Farmers and food producers throughout Europe are heaping pressure on national and EU authorities to take firmer positions on retail practices.
IFA national chairman Jer Bergin said Ireland’s next government must appoint an independent ombudsman to ensure the new grocery goods regulations are effective.
Under the regulations, which come into force on April 30, retailers will have to provide transparency and clarity in their dealings with suppliers, through contractual relationships.
“IFA is looking for a commitment in the next programme for government that a system similar to that in the UK, which is paid for by the retailers themselves, would be put in place here to regulate retailer behaviour,” said Mr Bergin.

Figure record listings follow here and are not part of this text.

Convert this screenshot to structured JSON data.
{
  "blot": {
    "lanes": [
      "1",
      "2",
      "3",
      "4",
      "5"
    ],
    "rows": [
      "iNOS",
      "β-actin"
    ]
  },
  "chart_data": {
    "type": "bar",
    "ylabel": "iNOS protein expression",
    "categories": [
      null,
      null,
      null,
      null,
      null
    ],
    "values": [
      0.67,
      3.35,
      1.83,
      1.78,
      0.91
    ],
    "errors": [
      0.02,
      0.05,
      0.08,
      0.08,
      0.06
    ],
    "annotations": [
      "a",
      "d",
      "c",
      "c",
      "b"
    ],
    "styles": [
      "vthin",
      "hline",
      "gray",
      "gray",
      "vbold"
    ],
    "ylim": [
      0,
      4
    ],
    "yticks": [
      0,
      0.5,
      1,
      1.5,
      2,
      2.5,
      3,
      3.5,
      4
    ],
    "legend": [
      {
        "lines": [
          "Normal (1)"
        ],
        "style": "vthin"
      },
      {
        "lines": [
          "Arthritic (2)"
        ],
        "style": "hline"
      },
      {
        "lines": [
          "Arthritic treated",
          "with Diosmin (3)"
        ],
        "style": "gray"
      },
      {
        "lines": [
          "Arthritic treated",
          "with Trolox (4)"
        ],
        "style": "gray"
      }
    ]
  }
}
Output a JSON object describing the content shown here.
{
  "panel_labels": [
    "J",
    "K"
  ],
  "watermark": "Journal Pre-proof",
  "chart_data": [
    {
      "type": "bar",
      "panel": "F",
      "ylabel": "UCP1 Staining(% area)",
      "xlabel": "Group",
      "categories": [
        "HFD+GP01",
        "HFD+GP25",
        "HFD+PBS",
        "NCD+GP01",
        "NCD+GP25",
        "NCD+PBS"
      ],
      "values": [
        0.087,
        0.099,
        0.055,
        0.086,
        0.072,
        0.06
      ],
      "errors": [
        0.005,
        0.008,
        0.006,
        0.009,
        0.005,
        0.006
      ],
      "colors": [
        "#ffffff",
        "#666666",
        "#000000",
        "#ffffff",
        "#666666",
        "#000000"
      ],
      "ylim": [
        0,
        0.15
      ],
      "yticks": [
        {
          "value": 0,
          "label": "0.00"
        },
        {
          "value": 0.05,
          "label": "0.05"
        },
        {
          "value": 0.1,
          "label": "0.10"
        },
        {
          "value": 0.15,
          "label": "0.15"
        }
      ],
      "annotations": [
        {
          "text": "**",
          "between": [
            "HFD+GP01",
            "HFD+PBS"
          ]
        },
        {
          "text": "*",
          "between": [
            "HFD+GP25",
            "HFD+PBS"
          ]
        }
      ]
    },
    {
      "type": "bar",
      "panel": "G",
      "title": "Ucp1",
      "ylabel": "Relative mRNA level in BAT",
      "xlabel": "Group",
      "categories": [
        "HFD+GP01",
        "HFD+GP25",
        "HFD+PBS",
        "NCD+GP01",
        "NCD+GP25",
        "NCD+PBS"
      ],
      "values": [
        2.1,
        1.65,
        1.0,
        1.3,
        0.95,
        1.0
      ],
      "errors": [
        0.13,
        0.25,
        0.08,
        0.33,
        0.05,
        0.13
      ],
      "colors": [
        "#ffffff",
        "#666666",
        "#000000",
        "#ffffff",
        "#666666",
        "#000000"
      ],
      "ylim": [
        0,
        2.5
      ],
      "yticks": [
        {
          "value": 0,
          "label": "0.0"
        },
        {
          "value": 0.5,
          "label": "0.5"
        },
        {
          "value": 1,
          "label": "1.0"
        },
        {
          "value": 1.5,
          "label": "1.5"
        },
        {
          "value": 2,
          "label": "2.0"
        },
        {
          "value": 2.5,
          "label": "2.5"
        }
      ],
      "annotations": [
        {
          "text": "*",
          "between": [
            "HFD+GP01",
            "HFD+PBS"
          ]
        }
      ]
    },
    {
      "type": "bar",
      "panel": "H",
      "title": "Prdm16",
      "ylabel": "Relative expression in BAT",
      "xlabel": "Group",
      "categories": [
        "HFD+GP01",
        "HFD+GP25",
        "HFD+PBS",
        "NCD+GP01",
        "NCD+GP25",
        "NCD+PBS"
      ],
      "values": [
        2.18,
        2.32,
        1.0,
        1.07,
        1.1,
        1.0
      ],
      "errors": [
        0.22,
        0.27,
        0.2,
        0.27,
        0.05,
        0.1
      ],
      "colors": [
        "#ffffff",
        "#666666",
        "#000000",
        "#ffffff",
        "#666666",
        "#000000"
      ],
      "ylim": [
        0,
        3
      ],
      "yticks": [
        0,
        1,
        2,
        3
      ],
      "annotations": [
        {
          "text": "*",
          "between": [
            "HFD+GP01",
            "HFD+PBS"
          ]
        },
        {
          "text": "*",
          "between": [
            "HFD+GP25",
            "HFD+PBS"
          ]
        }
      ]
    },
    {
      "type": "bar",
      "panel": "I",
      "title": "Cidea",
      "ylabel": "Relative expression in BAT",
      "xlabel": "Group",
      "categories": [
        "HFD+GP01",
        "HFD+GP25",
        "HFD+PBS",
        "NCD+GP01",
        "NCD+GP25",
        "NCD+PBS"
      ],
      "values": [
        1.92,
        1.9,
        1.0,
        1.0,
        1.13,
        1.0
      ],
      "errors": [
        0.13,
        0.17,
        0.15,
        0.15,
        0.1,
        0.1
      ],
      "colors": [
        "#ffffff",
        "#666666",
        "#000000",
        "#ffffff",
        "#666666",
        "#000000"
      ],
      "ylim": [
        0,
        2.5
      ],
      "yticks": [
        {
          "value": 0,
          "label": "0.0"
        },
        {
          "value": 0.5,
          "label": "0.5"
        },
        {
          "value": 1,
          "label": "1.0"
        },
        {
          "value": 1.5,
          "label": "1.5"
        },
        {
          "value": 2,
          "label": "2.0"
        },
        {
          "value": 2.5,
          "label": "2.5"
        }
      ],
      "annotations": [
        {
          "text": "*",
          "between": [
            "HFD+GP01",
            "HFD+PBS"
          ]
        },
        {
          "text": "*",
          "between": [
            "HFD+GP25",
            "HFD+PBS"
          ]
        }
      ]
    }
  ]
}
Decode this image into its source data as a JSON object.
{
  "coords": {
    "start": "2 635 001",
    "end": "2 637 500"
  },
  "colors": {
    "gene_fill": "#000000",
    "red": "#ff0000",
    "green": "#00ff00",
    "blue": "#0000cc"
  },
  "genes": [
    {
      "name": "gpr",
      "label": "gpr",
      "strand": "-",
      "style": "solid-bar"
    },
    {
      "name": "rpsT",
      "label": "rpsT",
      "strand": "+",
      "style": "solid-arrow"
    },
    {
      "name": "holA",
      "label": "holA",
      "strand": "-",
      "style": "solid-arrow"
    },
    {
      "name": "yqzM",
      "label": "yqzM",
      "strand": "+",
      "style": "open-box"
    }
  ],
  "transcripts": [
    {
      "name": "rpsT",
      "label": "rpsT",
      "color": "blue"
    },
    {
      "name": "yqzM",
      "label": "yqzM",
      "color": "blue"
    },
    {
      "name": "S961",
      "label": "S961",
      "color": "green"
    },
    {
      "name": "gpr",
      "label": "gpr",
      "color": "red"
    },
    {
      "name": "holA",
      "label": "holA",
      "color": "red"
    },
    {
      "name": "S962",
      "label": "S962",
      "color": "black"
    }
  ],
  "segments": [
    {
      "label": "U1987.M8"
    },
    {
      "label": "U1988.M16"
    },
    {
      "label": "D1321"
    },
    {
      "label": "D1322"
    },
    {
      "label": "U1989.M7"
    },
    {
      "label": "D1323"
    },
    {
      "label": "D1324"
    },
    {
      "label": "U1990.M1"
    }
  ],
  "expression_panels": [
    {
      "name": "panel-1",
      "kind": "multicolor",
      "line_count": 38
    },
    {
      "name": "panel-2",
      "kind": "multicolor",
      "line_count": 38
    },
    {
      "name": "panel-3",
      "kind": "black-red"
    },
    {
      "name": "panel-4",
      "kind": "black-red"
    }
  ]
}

“This would ensure that suppliers who are subject to unfair trading practices by retailers can have confidential, effective recourse to an independent ombudsman to investigate and pursue their case.
"IFA is concerned that the new Competition and Consumer Protection Commission will not be sufficiently focused on supplier interests to effectively pursue complaints.”
Meanwhile, French state authorities have searched the offices of Carrefour as part of an investigation into the retailer’s commercial practices.
The search came two days after the French government warned companies against squeezing further price cuts from farmers, according to news agency Reuters.
Just as has been seen in Ireland, French milk and meat producers have hosted repeated demonstrations at being forced to operate at a loss because of over-capacity and aggressive pricing pressure from retailers.
Carrefour said it is co-operating with the investigation of its commercial dealings.
“It is of utmost importance for Carrefour to apply current regulations and if mistakes have been made the company will take the necessary measures,” said the company.
In a joint statement, French agriculture minister Stephane Le Foll and economy minister Emmanuel Macron warned retailers and the food industry not to push for lower prices from farmers and reminded them that companies found to have employed abusive trading practices could be fined up to 5% of their revenue.
The French government has no power to impose how much retailers and the food industry pay farmers, but it has increased the number of inspections being carried out by its competition, consumption and fraud directorate to check legally required contract negotiation procedures are being followed.
“In light of the current plight of French animal farmers, the ministers have made clear to the retail and food processing industries that it will not be acceptable that the 2016 commercial negotiations lead to lower prices, in particular for milk products,” said Mr Le Foll and Mr Macron in a joint statement.
Carrefour shares fell by 7% in the days following the search and are down 24% over the past three months.